SHORTLY after his first appearance on the scene, Pisarev was branded by numerous opponents as the enfant terrible of the Černyševskian trend. Even to-day, "the annihilation of aesthetics," if not ascribed to him as a crime, is at least charged to his literary account.

Pisarev, like Dobroljubov, was a critic, and he carried on the work of Dobroljubov, but died in the flower of his youth.[1] While still a schoolboy Pisarev had begun to write upon the burning questions of the day. His mind had been stirred by Černyševskii and Dobroljubov; Herzen, to a lesser extent Bakunin, and Feuerbach who was the spiritual father of them all, influenced him. He knew of Stirner's work, but I believe at second hand, (Pisarev occasionally admits that his knowledge even of Russian literature was second hand.) He preached radical individualism, understanding by this term the struggle for the emancipation of the individuality, a struggle which for him embodied the essential meaning of civilisation. ("Every living being is for himself the centre and the meaning of the universe.

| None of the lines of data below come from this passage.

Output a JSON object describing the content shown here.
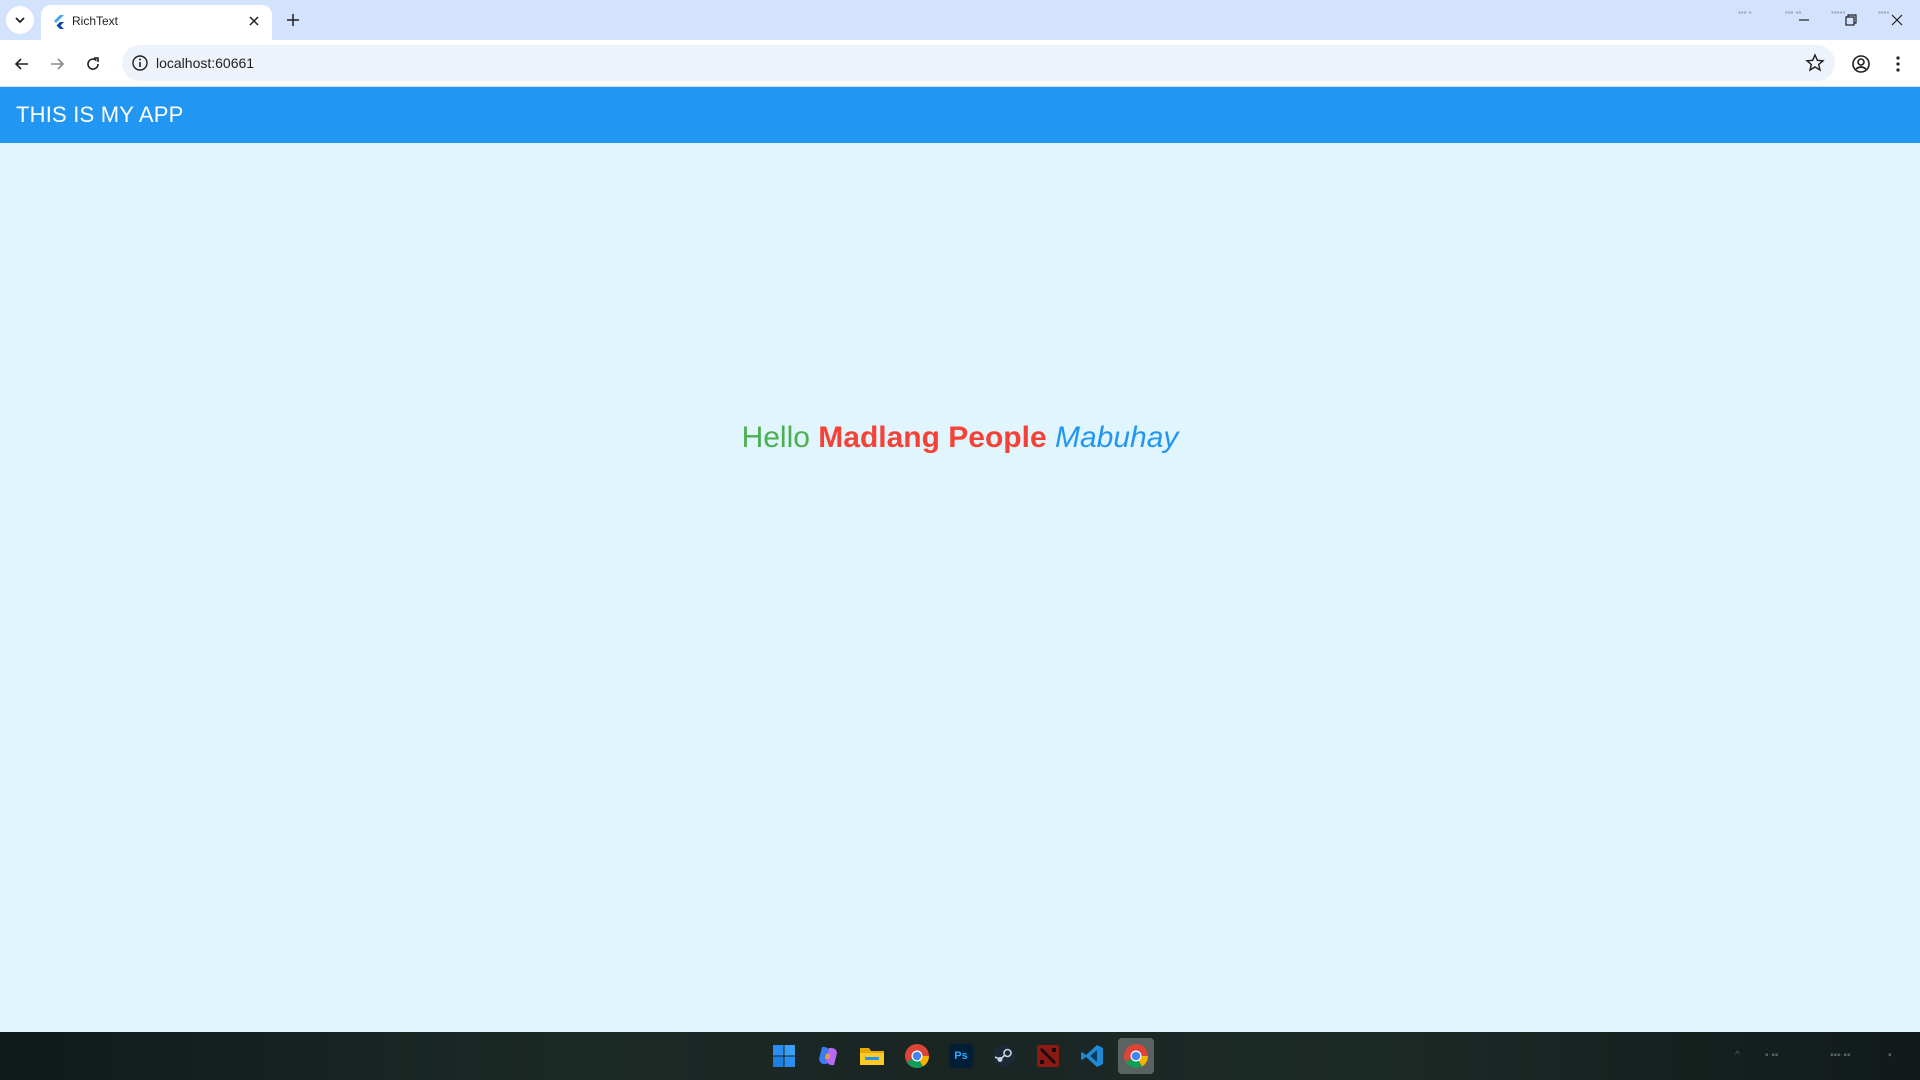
{
  "browser": {
    "tab_title": "RichText",
    "url": "localhost:60661",
    "icons": [
      "tab-search-icon",
      "flutter-icon",
      "close-icon",
      "plus-icon",
      "back-icon",
      "forward-icon",
      "reload-icon",
      "info-icon",
      "star-icon",
      "profile-icon",
      "menu-icon",
      "minimize-icon",
      "restore-icon",
      "close-window-icon"
    ]
  },
  "app": {
    "title": "THIS IS MY APP",
    "bar_color": "#2196f3",
    "background_color": "#e1f5fe"
  },
  "rich_text": {
    "part1": "Hello ",
    "part1_color": "#4caf50",
    "part2": "Madlang People",
    "part2_color": "#f44336",
    "part3": "Mabuhay",
    "part3_color": "#2196f3"
  },
  "taskbar": {
    "icons": [
      "windows-start-icon",
      "copilot-icon",
      "file-explorer-icon",
      "chrome-icon",
      "photoshop-icon",
      "steam-icon",
      "dota-icon",
      "vscode-icon",
      "chrome-active-icon"
    ],
    "photoshop_label": "Ps"
  }
}
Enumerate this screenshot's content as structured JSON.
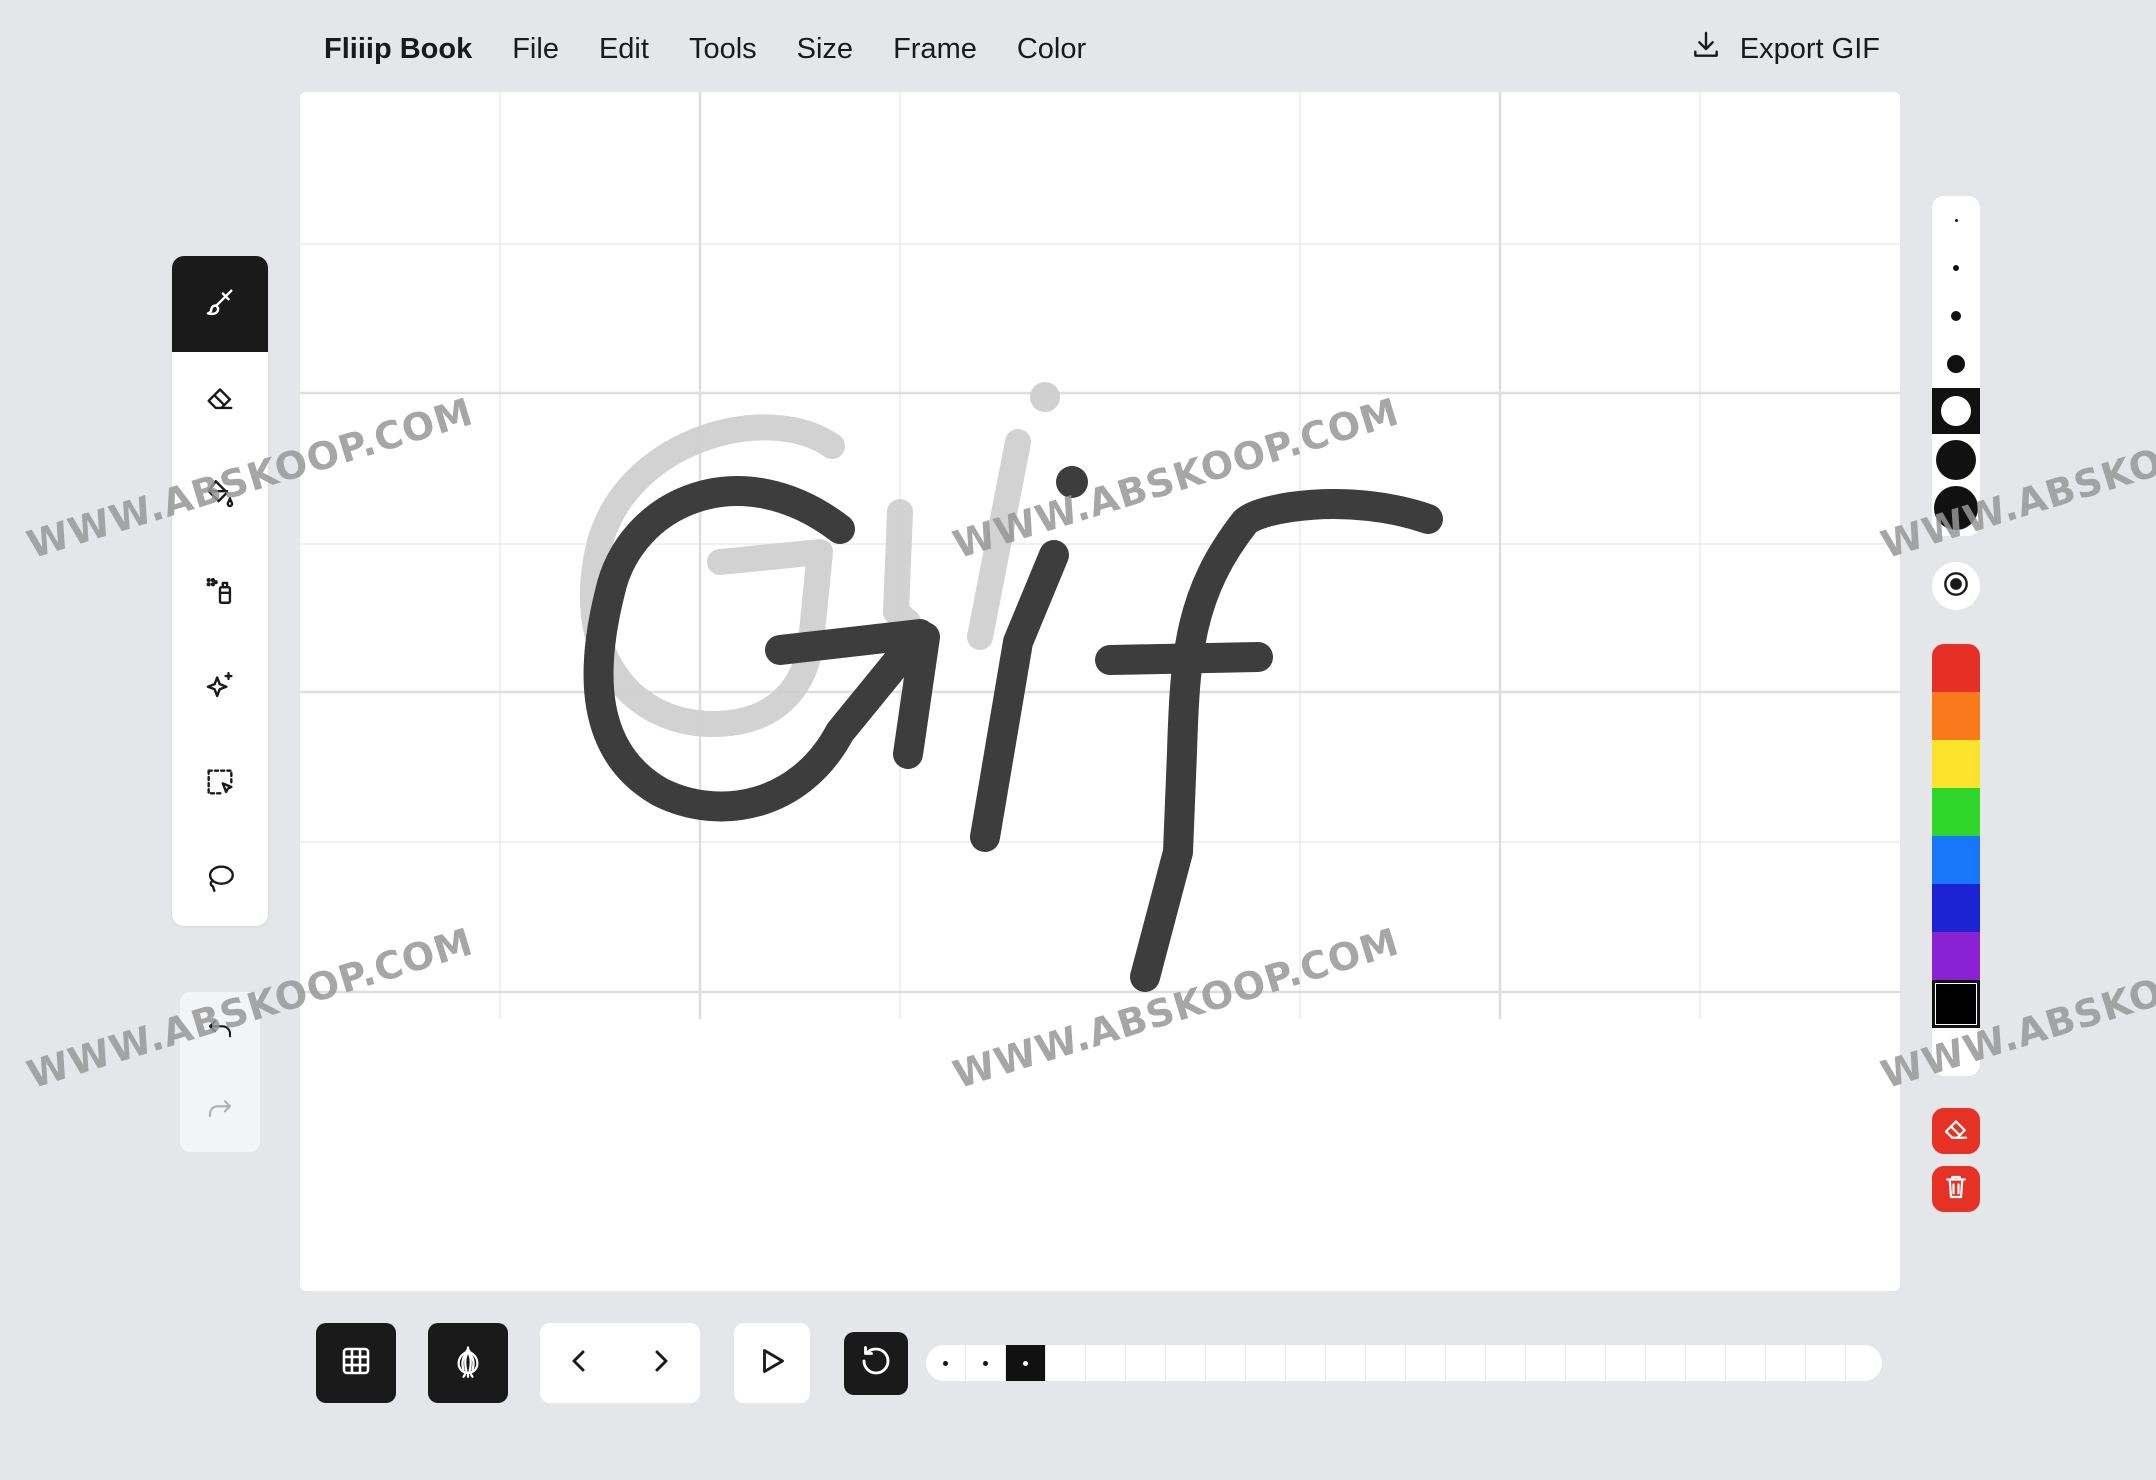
{
  "menubar": {
    "app_title": "Fliiip Book",
    "items": [
      "File",
      "Edit",
      "Tools",
      "Size",
      "Frame",
      "Color"
    ],
    "export_label": "Export GIF",
    "export_icon": "download-icon"
  },
  "toolbar": {
    "tools": [
      {
        "name": "brush",
        "icon": "brush-icon",
        "active": true
      },
      {
        "name": "eraser",
        "icon": "eraser-icon",
        "active": false
      },
      {
        "name": "fill",
        "icon": "paint-bucket-icon",
        "active": false
      },
      {
        "name": "spray",
        "icon": "spray-can-icon",
        "active": false
      },
      {
        "name": "sparkle",
        "icon": "sparkle-icon",
        "active": false
      },
      {
        "name": "select",
        "icon": "selection-icon",
        "active": false
      },
      {
        "name": "lasso",
        "icon": "lasso-icon",
        "active": false
      }
    ],
    "history": [
      "undo-icon",
      "redo-icon"
    ]
  },
  "brush_sizes": {
    "count": 7,
    "selected_index": 4
  },
  "colors": {
    "swatches": [
      "#e63025",
      "#f97a1b",
      "#fbe42b",
      "#2ed72a",
      "#1677fb",
      "#1c23d3",
      "#8a22d3",
      "#000000"
    ],
    "selected_index": 7
  },
  "actions": [
    "clear-frame-eraser-icon",
    "trash-icon"
  ],
  "canvas": {
    "ink_color": "#3d3d3d",
    "onion_color": "#cccccc"
  },
  "bottombar": {
    "icons": [
      "grid-icon",
      "onion-skin-icon",
      "chevron-left-icon",
      "chevron-right-icon",
      "play-icon",
      "loop-icon"
    ],
    "frames": {
      "total": 24,
      "filled": [
        0,
        1,
        2
      ],
      "current": 2
    }
  },
  "watermark": "WWW.ABSKOOP.COM"
}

For the most insignificant subject, his personal joys, vexations, aspirations, and cares, are more important than universal revolutions which take place without his participation and exercise no influence upon the destiny of his individuality.") Pisarev believed that the securest foundation for his individualism, for individualist doctrine, was to be found in declared egoism, but at an early stage he was cautious enough to recommend a "rational egoism." To Pisarev it seemed self-evident that the healthy human under-

  1. Pisarev was born in 1840; his first lengthy essays were published in 1861; from 1862 to 1864 he was a political prisoner; in 1868 he was drowned while bathing.